Please understand here that although I gave Mark these spools of line, he is a grown man and can choose to use the stuff or not. A bloke like Mark goes fishing in his time off work and obviously wants to give himself the best possible chance of landing any bass he might hook. He doesn’t earn a living from working in fishing and if he didn’t like those spools of line he simply wouldn’t use them. What on earth would be the point? I’m the bloke who is working with Savage Gear and perhaps should be more inclined towards fishing with these lines myself, but as much as I have fished with that particular HD8 Silencer 8-strand braid and I think it’s a good braid, on a long-term basis I find it really hard not to fish with the awesome Sufix 131. It’s THE best braid I know of - and of course that’s a confidence thing.
Through photographing Mark when we are out fishing I have been aware that he has in fact been fishing with the dark green coloured Savage Gear HD8 Silencer 8-strand braid, loaded onto one of the previous generation Shimano Stradic 3000 reels before he got a Slammer 2500 the other day. What I didn’t realise was that Mark landed both his double figure bass from the shore this year on the 0.15mm/20lb Savage Gear HD8 Silencer 8-strand braid connected to the 0.33mm/15lb Savage Gear Soft Fluorocarbon leader via an FG knot. Both 10lb+ bass came on soft plastics (Sandeel V2 Weedless and the rather good looking Sunslicker Swimish paddletail), I was around to photograph one but annoyingly not the other, and whilst I blogged about his estuary double figure the other day, Mark’s other double this year came from the open coast over some of the gnarliest, roughest ground you could ever hope to fish for bass.

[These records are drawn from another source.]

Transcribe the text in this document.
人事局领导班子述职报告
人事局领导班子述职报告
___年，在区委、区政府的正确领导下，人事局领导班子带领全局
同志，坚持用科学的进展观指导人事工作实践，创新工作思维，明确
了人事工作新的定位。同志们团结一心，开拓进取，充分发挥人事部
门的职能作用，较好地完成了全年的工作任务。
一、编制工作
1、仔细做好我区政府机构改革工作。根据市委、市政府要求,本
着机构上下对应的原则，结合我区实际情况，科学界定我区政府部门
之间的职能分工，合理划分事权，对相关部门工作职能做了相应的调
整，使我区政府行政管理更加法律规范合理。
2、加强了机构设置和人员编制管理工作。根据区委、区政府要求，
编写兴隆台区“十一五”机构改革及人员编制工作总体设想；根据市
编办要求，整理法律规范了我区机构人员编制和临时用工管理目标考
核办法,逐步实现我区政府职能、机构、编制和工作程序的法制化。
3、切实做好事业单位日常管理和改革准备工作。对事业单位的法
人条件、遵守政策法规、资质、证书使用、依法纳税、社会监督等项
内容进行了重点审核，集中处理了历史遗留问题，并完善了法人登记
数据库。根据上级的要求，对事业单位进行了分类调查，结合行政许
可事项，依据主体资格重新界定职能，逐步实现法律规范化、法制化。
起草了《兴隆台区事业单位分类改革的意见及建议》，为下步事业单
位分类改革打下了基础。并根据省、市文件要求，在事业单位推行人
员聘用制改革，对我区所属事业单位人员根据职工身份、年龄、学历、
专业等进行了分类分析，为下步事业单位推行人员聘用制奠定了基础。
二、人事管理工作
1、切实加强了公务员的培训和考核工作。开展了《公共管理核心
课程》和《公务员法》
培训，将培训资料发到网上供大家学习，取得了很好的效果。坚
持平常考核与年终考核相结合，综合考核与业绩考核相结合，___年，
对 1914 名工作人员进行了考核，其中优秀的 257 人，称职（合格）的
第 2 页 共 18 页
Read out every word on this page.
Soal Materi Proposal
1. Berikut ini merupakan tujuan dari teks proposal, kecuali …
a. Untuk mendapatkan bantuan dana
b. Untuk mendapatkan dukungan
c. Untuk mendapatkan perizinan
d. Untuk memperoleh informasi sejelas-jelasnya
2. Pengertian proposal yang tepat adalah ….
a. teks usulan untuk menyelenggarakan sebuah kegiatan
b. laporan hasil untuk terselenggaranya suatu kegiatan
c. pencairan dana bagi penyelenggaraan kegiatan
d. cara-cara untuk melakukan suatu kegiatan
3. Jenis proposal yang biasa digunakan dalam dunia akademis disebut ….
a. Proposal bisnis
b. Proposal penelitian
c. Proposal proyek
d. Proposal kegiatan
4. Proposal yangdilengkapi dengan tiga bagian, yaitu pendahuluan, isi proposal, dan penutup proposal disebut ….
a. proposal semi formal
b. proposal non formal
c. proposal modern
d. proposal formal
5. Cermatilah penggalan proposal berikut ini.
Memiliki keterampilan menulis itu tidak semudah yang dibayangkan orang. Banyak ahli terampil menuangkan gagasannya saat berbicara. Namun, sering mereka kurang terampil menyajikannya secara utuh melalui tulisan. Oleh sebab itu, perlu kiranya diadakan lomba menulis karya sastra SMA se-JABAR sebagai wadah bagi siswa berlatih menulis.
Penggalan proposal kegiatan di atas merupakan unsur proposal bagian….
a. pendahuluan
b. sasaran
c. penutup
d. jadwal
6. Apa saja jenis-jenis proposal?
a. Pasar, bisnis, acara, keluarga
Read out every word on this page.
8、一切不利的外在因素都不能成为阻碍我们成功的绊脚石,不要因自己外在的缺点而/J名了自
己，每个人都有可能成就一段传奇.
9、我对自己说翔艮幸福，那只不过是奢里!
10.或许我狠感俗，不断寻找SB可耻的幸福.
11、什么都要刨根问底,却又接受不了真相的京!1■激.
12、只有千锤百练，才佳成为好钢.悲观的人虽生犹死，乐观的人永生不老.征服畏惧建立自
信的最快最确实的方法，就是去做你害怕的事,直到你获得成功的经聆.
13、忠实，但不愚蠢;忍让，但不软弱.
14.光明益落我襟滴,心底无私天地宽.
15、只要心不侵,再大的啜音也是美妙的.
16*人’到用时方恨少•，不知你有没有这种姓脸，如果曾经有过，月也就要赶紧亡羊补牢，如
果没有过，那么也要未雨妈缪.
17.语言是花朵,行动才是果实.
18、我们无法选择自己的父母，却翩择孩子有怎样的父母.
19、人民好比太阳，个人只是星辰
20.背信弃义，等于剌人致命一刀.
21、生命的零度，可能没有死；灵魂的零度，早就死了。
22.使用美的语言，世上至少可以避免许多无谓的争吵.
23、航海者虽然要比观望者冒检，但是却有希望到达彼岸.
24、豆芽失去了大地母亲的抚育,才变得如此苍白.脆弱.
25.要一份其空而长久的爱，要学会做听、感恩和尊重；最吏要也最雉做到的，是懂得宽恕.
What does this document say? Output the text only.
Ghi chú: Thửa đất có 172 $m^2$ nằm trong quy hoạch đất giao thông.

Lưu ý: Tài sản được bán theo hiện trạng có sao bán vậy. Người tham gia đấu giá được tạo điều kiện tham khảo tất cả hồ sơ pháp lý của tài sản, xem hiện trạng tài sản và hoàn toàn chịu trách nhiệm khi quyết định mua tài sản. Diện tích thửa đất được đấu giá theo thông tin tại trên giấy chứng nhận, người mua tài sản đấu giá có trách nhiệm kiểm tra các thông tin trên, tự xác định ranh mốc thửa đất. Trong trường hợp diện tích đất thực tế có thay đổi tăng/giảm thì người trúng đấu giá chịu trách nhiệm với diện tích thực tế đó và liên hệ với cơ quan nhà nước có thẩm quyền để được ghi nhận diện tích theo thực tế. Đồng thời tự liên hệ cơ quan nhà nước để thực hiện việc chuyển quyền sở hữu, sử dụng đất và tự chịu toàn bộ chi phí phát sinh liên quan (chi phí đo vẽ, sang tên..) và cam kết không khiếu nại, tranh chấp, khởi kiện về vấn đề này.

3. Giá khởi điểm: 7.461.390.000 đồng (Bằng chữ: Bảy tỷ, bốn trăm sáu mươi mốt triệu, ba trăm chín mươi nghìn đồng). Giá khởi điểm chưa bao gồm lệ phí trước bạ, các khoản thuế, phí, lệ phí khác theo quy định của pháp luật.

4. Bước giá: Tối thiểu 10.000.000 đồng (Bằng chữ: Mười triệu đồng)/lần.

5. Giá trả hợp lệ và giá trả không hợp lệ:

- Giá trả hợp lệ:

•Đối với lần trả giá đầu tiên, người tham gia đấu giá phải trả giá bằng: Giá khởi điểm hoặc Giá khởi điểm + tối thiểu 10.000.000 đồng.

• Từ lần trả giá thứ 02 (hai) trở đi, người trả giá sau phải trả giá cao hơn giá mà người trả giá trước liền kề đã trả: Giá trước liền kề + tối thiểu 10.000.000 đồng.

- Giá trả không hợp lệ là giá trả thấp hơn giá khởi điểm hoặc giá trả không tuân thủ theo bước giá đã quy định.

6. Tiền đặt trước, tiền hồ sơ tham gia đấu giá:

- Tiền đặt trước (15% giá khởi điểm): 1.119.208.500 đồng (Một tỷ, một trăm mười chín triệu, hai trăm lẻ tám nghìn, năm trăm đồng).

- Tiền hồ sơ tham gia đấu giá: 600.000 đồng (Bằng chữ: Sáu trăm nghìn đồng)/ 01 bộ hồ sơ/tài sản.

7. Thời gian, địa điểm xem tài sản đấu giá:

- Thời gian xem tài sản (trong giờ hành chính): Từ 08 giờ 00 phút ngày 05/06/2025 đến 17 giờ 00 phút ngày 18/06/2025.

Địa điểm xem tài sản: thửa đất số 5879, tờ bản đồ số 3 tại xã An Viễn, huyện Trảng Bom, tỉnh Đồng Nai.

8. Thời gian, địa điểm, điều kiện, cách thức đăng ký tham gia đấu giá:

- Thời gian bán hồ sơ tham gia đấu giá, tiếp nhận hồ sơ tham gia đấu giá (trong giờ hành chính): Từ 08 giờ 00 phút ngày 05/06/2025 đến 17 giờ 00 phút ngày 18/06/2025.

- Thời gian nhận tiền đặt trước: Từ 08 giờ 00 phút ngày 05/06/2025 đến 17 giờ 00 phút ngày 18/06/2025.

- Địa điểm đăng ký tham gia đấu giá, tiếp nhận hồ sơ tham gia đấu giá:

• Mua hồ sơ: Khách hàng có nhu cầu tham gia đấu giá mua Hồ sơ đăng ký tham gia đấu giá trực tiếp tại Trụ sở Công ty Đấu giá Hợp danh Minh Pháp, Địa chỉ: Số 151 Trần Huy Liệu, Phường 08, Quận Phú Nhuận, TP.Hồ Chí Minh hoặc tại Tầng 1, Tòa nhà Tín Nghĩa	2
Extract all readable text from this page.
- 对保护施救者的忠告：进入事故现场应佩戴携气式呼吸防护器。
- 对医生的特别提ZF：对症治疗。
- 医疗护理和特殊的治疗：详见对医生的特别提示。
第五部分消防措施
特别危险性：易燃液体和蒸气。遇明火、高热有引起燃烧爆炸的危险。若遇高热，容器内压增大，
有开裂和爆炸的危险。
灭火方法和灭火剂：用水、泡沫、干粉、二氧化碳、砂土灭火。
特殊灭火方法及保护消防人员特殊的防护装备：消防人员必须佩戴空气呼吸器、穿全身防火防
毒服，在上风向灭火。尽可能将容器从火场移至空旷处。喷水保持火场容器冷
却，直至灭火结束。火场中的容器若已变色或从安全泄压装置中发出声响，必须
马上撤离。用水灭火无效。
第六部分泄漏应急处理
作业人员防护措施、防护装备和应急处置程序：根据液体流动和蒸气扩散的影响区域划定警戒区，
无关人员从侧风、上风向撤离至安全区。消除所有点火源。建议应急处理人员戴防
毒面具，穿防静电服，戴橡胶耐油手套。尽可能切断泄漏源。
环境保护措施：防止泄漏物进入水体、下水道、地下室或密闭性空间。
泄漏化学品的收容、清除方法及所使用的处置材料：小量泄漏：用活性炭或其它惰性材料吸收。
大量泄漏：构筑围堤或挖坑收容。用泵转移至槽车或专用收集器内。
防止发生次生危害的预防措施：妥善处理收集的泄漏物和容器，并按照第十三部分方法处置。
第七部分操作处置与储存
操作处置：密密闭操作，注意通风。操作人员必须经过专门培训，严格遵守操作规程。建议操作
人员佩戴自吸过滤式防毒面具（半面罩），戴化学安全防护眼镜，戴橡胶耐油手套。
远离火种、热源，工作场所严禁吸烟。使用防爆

So I would suggest that he has complete confidence in his setup to have successfully landed those fish. Two bass of a lifetime landed on the same braid and what to me is a pretty thin fluorocarbon leader to be using over such rough ground (which of course gets me thinking about that subject all over again). I tend not to have the one go-to setup because I am so often testing and playing with different gear these days, but I do trust that Sufix 131 above all others, I do play around with different diameter leaders from different companies (my go-to this year has been either the amazing Seaguar Ace Hard or the rather nice Savage Gear Semi-Soft in 0.39mm especially), and I massively trust my knots as well. If any half-decent bass goes the wrong way over very rough ground especially then I would suggest that any braid or leader can break when rubbed against something sharp, but knowing that you have landed two double figure bass from tough spots on the same braid and leader? That would be just about all the confidence I needed, and the fact that Mark landed both fish on the SGS8 9’2’’ 9-42g lure rod is the icing on the cake for me for obvious reasons. Plain bad luck is always going to be a part of fishing, but knowing that you’ve already landed some serious bass on your mainline and leader setup so you can do it again without worrying at all about that part of the equation? That to me is confidence, and confidence to me is key.